The Colby tuition, I've been told, doesn't even cover the full cost of a Colby education. Where does our money go?
If $50,320 doesn't cover my education, something must be off. And the costs keep going up. It is taken for granted that the cost of higher education rises dramatically with each passing year.
Campus Grotto--a national college news website--annually ranks the most expensive tuitions at American colleges and universities in two categories. The first is the highest total cost. In 2008-09, Colby ranked twentieth at a price-tag of $48,520. For this year we've moved down five rungs to hold the title of the twenty-fifth most expensive school. There's been $1,800 increase, at 3.7 percent.

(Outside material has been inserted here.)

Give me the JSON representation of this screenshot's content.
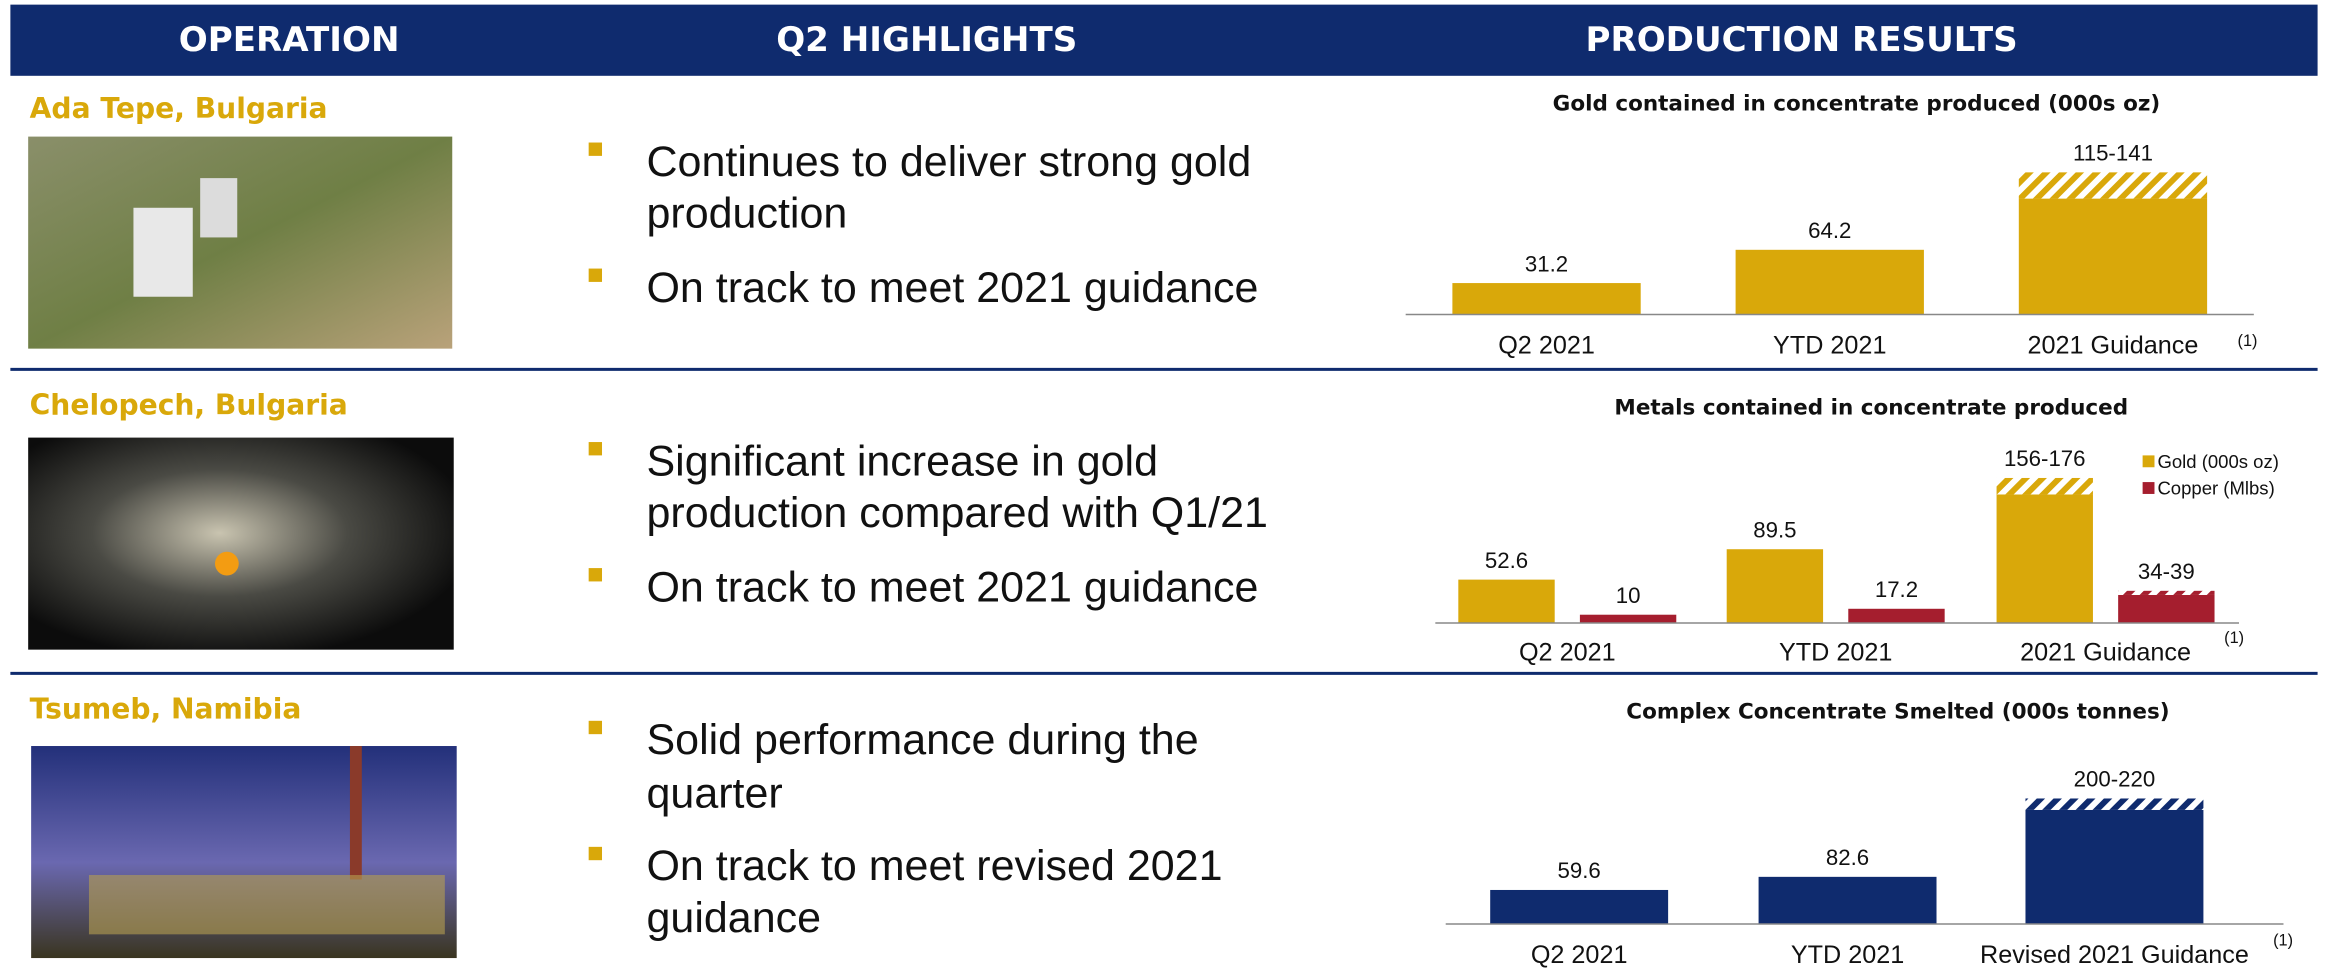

Not to mention, with the economic downturn, things like 24-hour health center service have been cut. Foss isn't open on the weekends any more. Let me preface this by saying that I fully appreciate the fact that both people and institutions have to make sacrifices to cut costs, especially in light of the serious hit that Colby's endowment took in the fall of 2008. While it's not the greatest situation, I actually do support many of the decisions the school has made to reduce spending. Even so, we keep paying more and more, but I wonder, are we getting less?
Students have to pay $1000 to the College for each semester of study abroad. Does it cost $1000 for a file to sit in an office, or more likely, occupy electronic space on the Colby server? Are we paying for the email correspondences we might make with professors, or the advice we might seek from study abroad advisors while we are away? $1000 might be nominal in comparison to the whopping $50,320 of full tuition, but $1000 is still a lot of money.
The problem, as evidenced by the Campus Grotto list of the most expensive schools, is not unique to Colby; there is something wrong with higher education in America. President Barack Obama touched on the issue in his State of the Union address last month when he was talking about the difficulties of today's economy. "The price of college tuition is just one of the burdens facing the middle class," he said.
"By the way," he continued, "it's time for colleges and universities to get serious about cutting their own costs because they, too, have a responsibility to help solve this problem."
Yes, sir, they do. But I believe the problem was there even before the economy collapsed the fall of my freshman year. In no way should an education--the very thing that should serve to uplift and enlighten--cost as much as it does.